Tonsillectomy is a common ENT procedure. It is commonly performed to treat episodes of recurrent tonsillitis, in some cases to treat snoring and on occasions as part of diagnosis for cancer. There are many different methods for tonsil removal.

At the Manor Hospital Professor Winter will typically use coblation technology to remove the tonsils. This is a low temperature methods with a lower pain immediately after the operation. 

After the procedure, the patient will be encouraged to eat and drink as soon as they feel able. I prescribe pain and suggest taking these 45-60 minutes before meal times to ease any discomfort.

The next day following tonsillectomy, there is a white coating at the bed of the tonsils.  This is part of the normal healing process and not an infection. Swallowing after the surgery can feel ‘strange’ but this will improve within a week to 14 days from surgery.
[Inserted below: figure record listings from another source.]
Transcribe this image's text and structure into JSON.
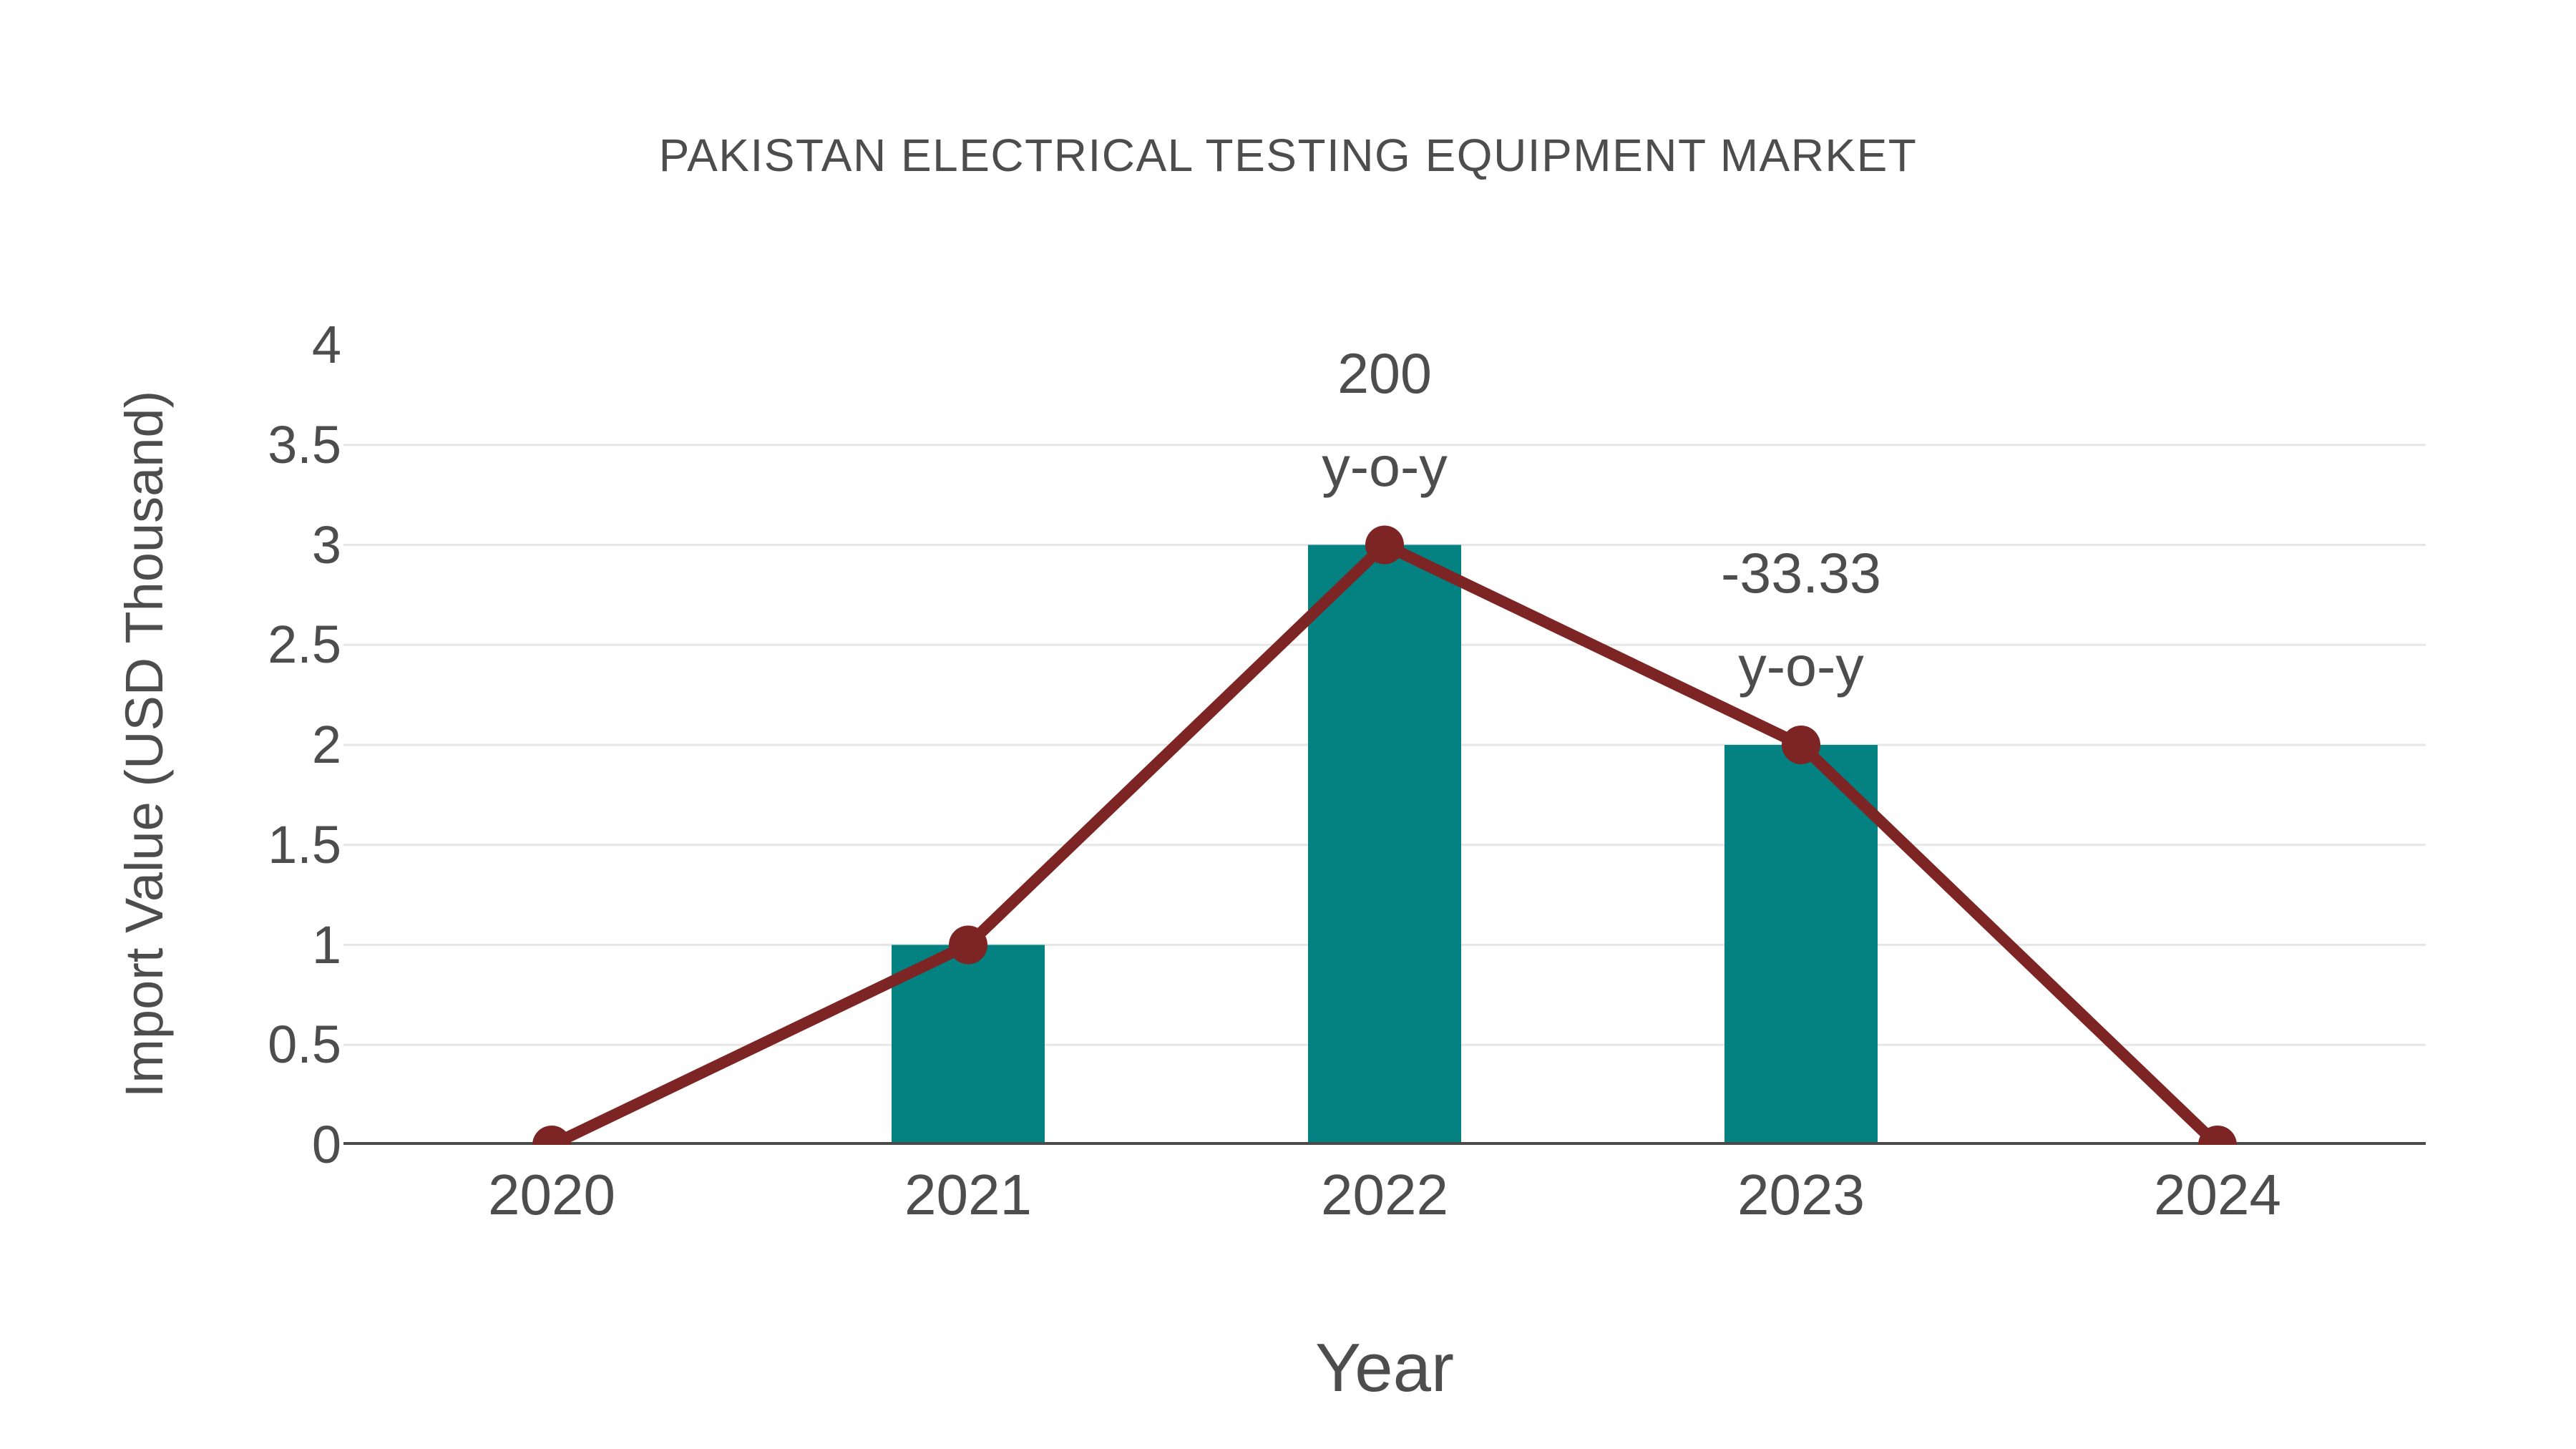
{
  "chart_data": {
    "type": "bar",
    "subtype": "bar-with-trend-line",
    "title": "PAKISTAN ELECTRICAL TESTING EQUIPMENT MARKET",
    "xlabel": "Year",
    "ylabel": "Import Value (USD Thousand)",
    "categories": [
      "2020",
      "2021",
      "2022",
      "2023",
      "2024"
    ],
    "series": [
      {
        "name": "Import Value bars",
        "type": "bar",
        "values": [
          null,
          1,
          3,
          2,
          null
        ]
      },
      {
        "name": "Import Value trend",
        "type": "line",
        "values": [
          0,
          1,
          3,
          2,
          0
        ]
      }
    ],
    "ylim": [
      0,
      4
    ],
    "yticks": [
      0,
      0.5,
      1,
      1.5,
      2,
      2.5,
      3,
      3.5,
      4
    ],
    "grid": "horizontal",
    "legend": "none",
    "annotations": [
      {
        "category": "2022",
        "lines": [
          "200",
          "y-o-y"
        ]
      },
      {
        "category": "2023",
        "lines": [
          "-33.33",
          "y-o-y"
        ]
      }
    ]
  },
  "colors": {
    "bar": "#048181",
    "line": "#7d2424",
    "grid": "#e6e6e6",
    "axis_line": "#4a4a4a",
    "text": "#4d4d4d",
    "background": "#ffffff"
  }
}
It is important to drink a lot of fluids after the tonsillectomy so that there is no risk of dehydration. I suggest trying to get back to a normal diet rather than the more old fashioned advice of ‘dry toast’. 

Bleeding after the operation can occur, with in 2 weeks after surgery. This is usually mild and can be treated with antibiotics, but in a small number of cases then a return to theatre is required.